I'm all about being a free advertiser tonight. Oh well! Enjoy!



Saturday, December 09, 2006

Newest pics




Newest pics of Pooky Bear and Little Monkey

T'is the season to be busy

I think as Pooky bear gets older, we get busier and busier. I actually admit I like it. This is what I have wanted for my children. I just hope they like it too, or things will have to change. With Christmas parties, pageant rehearsals, soccer and Christmas pageants, our weekends are packed with things to do. It is truly great! It may sound weird, but it keeps us from a boring weekend of not knowing what to do.

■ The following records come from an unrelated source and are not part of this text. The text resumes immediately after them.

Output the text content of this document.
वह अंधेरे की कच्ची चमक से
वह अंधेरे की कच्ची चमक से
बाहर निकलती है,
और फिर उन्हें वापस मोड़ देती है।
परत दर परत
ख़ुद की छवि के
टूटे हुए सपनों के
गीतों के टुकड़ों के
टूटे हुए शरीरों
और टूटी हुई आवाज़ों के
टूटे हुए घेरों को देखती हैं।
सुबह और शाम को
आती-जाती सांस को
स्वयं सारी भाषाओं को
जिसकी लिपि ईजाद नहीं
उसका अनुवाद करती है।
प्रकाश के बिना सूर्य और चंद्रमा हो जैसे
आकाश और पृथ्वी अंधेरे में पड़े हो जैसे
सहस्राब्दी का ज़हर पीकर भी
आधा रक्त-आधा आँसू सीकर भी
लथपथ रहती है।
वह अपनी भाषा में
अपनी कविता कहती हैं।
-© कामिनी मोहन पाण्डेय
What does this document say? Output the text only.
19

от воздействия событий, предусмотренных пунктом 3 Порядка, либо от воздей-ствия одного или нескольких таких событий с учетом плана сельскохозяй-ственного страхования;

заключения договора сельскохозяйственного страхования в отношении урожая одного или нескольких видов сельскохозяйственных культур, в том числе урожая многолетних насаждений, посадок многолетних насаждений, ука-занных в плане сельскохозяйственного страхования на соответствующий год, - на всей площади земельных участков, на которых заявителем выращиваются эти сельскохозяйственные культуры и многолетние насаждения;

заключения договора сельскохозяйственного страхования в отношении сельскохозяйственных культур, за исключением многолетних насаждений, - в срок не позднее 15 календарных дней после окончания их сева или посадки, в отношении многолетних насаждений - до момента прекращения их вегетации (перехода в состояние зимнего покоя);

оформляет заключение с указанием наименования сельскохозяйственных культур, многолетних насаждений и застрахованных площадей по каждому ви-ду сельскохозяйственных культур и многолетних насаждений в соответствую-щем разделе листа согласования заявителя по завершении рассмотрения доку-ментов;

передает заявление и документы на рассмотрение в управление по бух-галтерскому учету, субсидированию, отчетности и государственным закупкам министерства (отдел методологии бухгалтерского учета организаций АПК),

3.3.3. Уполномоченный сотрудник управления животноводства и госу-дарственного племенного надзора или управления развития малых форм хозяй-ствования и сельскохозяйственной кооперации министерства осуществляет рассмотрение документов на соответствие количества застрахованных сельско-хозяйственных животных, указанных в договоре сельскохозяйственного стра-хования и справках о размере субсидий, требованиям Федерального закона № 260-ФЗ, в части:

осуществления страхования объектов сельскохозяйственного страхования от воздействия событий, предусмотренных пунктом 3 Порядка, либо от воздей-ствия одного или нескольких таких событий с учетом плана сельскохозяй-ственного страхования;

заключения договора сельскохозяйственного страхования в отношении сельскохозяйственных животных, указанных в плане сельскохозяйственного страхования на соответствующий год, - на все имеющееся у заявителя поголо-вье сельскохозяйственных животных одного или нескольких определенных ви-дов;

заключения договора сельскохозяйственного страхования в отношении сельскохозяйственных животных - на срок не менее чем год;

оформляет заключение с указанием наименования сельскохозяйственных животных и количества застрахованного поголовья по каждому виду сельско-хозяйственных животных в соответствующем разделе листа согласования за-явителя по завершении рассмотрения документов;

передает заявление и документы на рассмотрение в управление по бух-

I remember when Pooky bear was little, Chad and I wouldn't know what to do on the weekends. We often would stay home. Now, with all of the activities, we are often out of the house before 9 or 10 am. We are getting more house cleaning done, because we are forced to put it into our schedule or else it won't get done. This is a very good thing!

I do have to say I am not getting any major cleaning time, but that just means I need to set aside a day of cleaning. I think tomorrow afternoon and into the evening I will work on my basement. I kind of wrecked any organization I had down there trying to look for my missing Christmas boxes (which I found by the way and my tree looks fabulous!). I could probably start doing it now, but Pooky bear and I have to leave in an hour and I feel like procrastinating instead. Moms need a break too. Did I mention everyone in my house, except me, are sleeping right now in between activities. I would be sleeping to, but I had coffee at Tim Horton's while getting Pooky bear's free drink.

Hats off to Tim Hortons, because they sponsor her soccer team, they give every player a free drink after they are done playing, they just have to show their shirt. Pretty cool! Pooky bear loves it, and I'm loving it too because I am in need of a good cup of coffee after being the assistant coach for her team. Coffee is a good thing!

Monday, December 04, 2006

Trying to keep up with appearances

It's my family tradition to set the Christmas tree the first weekend of December, it is nice because it also coinsides with the start of advent. Chad and I decided it would be a godd idea to have a set time in which we do it, that way there is little procrastination from Chad and me not putting the tree up in the middle of November. It works well for us, Pooky bear and little monkey had a blast too!

We set up the tree, which sadly is beginning to break down, and put the lights and some decorations only to discover we couldn't find a box of Christmas decorations. My tree right now is wilting at the top because the angel, which I normally use for decoration on my end table, is too big. Chad said we shouldn't put the angel up at all, but I commented that it isn't a Christmas tree with out a tree topper. Which I know sounds weird, but it wouldn't be the same; so, now I am trying to find the mysterious box which went missing and making decorations to help my poor tree look normal again.

It's a struggle trying to make my tree look like it used to. I'm missing all of the bows I hand made to replace garland and a lot of my ordaments I made as a child. I am happy we have the ones Pooky bear made last year, but it is not the same. I keep looking at pictures of my tree in previous years and feel sad it does not look the same.

Will this affect my Christmas? Of course not. If anything, I think I will get the kids to help me make new decorations for the tree to help with its lack of ordaments and bows. It still looks pretty when the lights are on.

Friday, December 01, 2006

helpful

No discipline seems pleasant at the time, but painful. Later on, however, it produces a harvest of righteousness and peace for those who have been trained by it.